1. Pluralism. More than being a Reform rabbi or Reform Jew--titles I actually don't strongly identify with--we're committed pluralists. Among our Jewish friends and professional colleagues are people across the denominational spectrum of Jewish life, American and Israeli, and I am a firm believer that there is more wisdom and variety in all the movements than one could possibly find in one specific movement. We want our children to live inside of an embrace of the multiple forms of Jewish expression that make ours a rich and deeply meaningful Jewish life--and the place where that takes place most authentically, in my estimation, is in pluralistic settings. I have seen this most significantly in my professional life first at Hillel on campus; then with founding Brooklyn Jews; and most recently with my work as a faculty member of the Bronfman Youth Fellows in Israel--the latter a collection of 26 high school juniors from all denominations who are taught by Reform, Reconstructionist, Conservative and Orthodox rabbis. The synergies are immeasurably powerful and BYFI, in some regards, represents an ideal Jewish community of multiplicity and tolerance. Back closer to home at Shul, I'd have to say, the more I learn about the vast number of families that affiliate, fewer and fewer do so for ideological reasons related to movement and more so for a sense of connection and community. It makes our hosting of Alt-shul, a traditional, egalitarian minyan, a natural fit and one that elevates spiritual and ritual expression in a beautiful way.
2. More is more. The basic principle here is that given the decided secular nature of our neighborhood and the overwhelmingly minimal levels of Jewish practice represented by most members of our CBE community, having the girls spend 4 weeks at a Conservative movement camp where there is more Hebrew, more ritual, more Torah learning, more prayer, and a stronger connection to Israel is an important learning experience for them to have. A child should have a love for Judaism as well as be encouraged to flourish in an environment where they can see that the Judaism they practice can always get deeper and deeper. Bare minimum requirements in any discipline don't really *demand* anything from us and since two of Judaism's most compelling ideas--chosenness and commandedness--are still hanging around after 3000 years, I very like the idea of immersing my kids in an educational environment that privileges each of those expressions with pride.
3. Add, don't subtract. Like a lot of American Jews born after the mid-twentieth century mark, in choosing to be Jewish it's important to figure out if you want to add or subtract. I've met people who grew up in oppressive Jewish environments that they want to escape from; others who had little and want more; and still others who have successfully recreated almost the same Jewish value structure with which they were raised. I grew up knowing that Golda Meir was my grandma's babysitter; that my great-grandfather, Chaim Siegel, was president of the Mizrachi Orthodox Zionist movement in Milwaukee; and I have memories of bouncing between the two shuls that my grandparents were connected to--one Reform, one Conservative--while my family belonged to neither. I've written before that the two great moments that spurred my own foray into Jewish service were fear of nuclear annihilation in the early 1980s and my father's death, when I couldn't read the Aramaic Kaddish. These were all vague associations until I consciously decided to find teachers, educate myself, and I've never looked back. (Well, that's not exactly true, but that's another matter altogether.)

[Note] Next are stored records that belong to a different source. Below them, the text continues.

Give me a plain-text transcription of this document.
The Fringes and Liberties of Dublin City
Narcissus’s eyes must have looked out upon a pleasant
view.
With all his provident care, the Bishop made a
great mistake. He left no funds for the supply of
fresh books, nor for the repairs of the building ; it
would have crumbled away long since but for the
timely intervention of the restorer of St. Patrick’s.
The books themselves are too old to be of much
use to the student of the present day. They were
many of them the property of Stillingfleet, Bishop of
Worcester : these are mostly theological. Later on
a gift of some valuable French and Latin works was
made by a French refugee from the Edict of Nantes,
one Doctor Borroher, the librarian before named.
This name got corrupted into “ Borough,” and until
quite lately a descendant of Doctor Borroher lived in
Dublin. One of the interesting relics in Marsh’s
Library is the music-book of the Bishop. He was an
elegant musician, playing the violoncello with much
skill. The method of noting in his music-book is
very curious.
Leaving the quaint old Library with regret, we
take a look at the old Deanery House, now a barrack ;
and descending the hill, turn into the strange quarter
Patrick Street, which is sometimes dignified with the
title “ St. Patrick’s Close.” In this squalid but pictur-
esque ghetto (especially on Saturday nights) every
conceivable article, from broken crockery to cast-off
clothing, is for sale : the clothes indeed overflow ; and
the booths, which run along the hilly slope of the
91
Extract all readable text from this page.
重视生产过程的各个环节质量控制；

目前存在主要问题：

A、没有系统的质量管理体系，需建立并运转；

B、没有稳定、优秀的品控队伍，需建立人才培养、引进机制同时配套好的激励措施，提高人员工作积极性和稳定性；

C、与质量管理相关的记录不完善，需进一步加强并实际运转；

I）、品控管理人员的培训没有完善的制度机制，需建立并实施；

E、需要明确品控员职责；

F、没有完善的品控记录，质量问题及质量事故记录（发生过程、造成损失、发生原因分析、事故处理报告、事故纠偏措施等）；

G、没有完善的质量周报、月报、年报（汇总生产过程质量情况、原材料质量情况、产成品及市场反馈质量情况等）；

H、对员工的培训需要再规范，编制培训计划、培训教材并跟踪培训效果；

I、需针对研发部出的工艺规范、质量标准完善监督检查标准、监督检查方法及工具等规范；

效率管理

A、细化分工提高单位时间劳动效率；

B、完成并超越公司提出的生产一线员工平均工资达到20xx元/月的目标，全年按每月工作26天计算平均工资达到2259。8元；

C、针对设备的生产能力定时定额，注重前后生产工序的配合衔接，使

My parents had four kids and I'm the only one who practices Judaism regularly. I have decided to add. And the way that I add is by always being cognizant of being part of a greater whole than the particular borders and boundaries of a particular community. And I want my kids to have that perspective as well. Never to feel *oppressed* by their Jewishnesss but in fact to feel that they can always know more, do more, understand more; and, that each exploration into the whole of Jewish life and civilization is an opportunity to open new vistas of possibility for becoming fuller people.
Secular or religious; Yiddish or Hebrew or Ladino or Farsi; politically radical or full-blown frum--the goal is to celebrate and love it all and encourage those we raise to find their own place in it.
A celebration of one's Jewish Independence, as it were.